Однако Рей не ослабляла хватки — напротив, усиливала ее тем тверже и увереннее, чем отчаяннее сопротивлялся ее подопечный.
— Я ненавижу тебя! Ненавижу…
Он кричал. Он шептал. Он плакал. Он молил. Он приказывал. Он задыхался и сходил с ума. Все было напрасно. Рей по-прежнему не отпускала его. Ей не нужно было объяснять, что это по-прежнему не он, не Бен Соло — это безумие говорит через него. Что-то темное и неотвратимое пыталось овладеть его разумом, и теперь лишь она, Рей с Джакку, стояла на пути незримого врага, не имея ни должных знаний, ни опыта, а вооруженная лишь той властью, которую даровали ей странные Узы, связавшие ее с больным.
Безумию, как и всякой болезни, свойственно защищать самое себя. Если оно принялось вдруг так отчаянно сопротивляться, это могло значить лишь одно — что Рей что-то делала верно.
И тогда будто в продолжение своего не поддающегося разумному толкованию порыва девушка запела.
Она сама не ожидала от себя того, что запоет. Это старая Марша любила попевать за работой, чтобы хоть как-то разнообразить свой унылый труд в лавке Ункара Платта. Рей, как и другие дети, прислушивалась к ее пению — тяжелому, гортанному, напоминавшему металлический скрежет — и поневоле запоминала слова.
Марша знала много песен. Почти все они брали начало из фольклора местных бедуинов — надо сказать, довольно скудного, ведь племенная общность тидо, равно как и их национальное сознание, давно остались в прошлом. Когда коренные жители Джакку превратились в одиночек, их легенды и предания стали забываться. Только чудаки и блаженные, вроде Марши, еще помнили что-то, хотя и то, что помнили, зачастую и пересказывали на свой манер.
Одна из легенд, сохранившаяся в устах старухи, и вспомнилась Рей теперь. Память — это тайник, укрывающий кучу вещей, не нужных в настоящий момент, но, возможно, способных пригодиться в будущем. Вероятно, девушка подсознательно нашла в ветхом сказании что-то общее с той ситуацией, в которой она оказалась. Эту песню некоторые тидо все еще поют во время странствий по пустыни. Они верят, что таким образом можно заставить отступить песчаные бури, которые часто свирепствуют на просторах Гоазоана.
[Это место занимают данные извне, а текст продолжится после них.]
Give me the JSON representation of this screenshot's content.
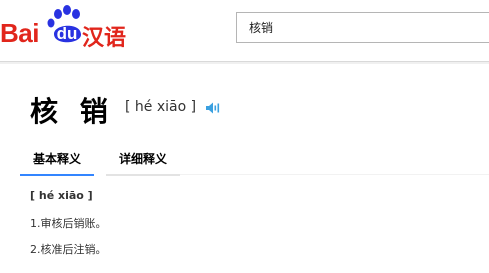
{
  "header": {
    "logo": {
      "text_bai": "Bai",
      "text_du": "du",
      "text_han": "汉语",
      "brand_red": "#e1261c",
      "brand_blue": "#2932e1"
    },
    "search": {
      "value": "核销"
    }
  },
  "word": {
    "title": "核 销",
    "pinyin": "[ hé xiāo ]",
    "sound_icon": "speaker-icon"
  },
  "tabs": [
    {
      "label": "基本释义",
      "active": true
    },
    {
      "label": "详细释义",
      "active": false
    }
  ],
  "definition": {
    "pinyin": "[ hé xiāo ]",
    "items": [
      "1.审核后销账。",
      "2.核准后注销。"
    ]
  },
  "colors": {
    "accent": "#3385ff",
    "speaker": "#3aa0e0"
  }
}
Рей даже не утруждала себя, воскрешая в памяти нужные слова. Они сами приходили ей в голову. А то, что не вспоминалось, на ходу заменялось другим — благо, простоватая рифма позволяла обойтись без особых мудрствований, — и песня лилась более-менее ровно.
Рей нисколько не умела петь. То, что у Марши получалось монотонно и торжественно, в тонах мрачной таинственности, в ее собственном исполнении казалось ей жалким и смешным мяуканьем. Но дело ведь сейчас было совсем не в этом. Потому она продолжала, стараясь не замечать, как странно все это звучит и выглядит со стороны.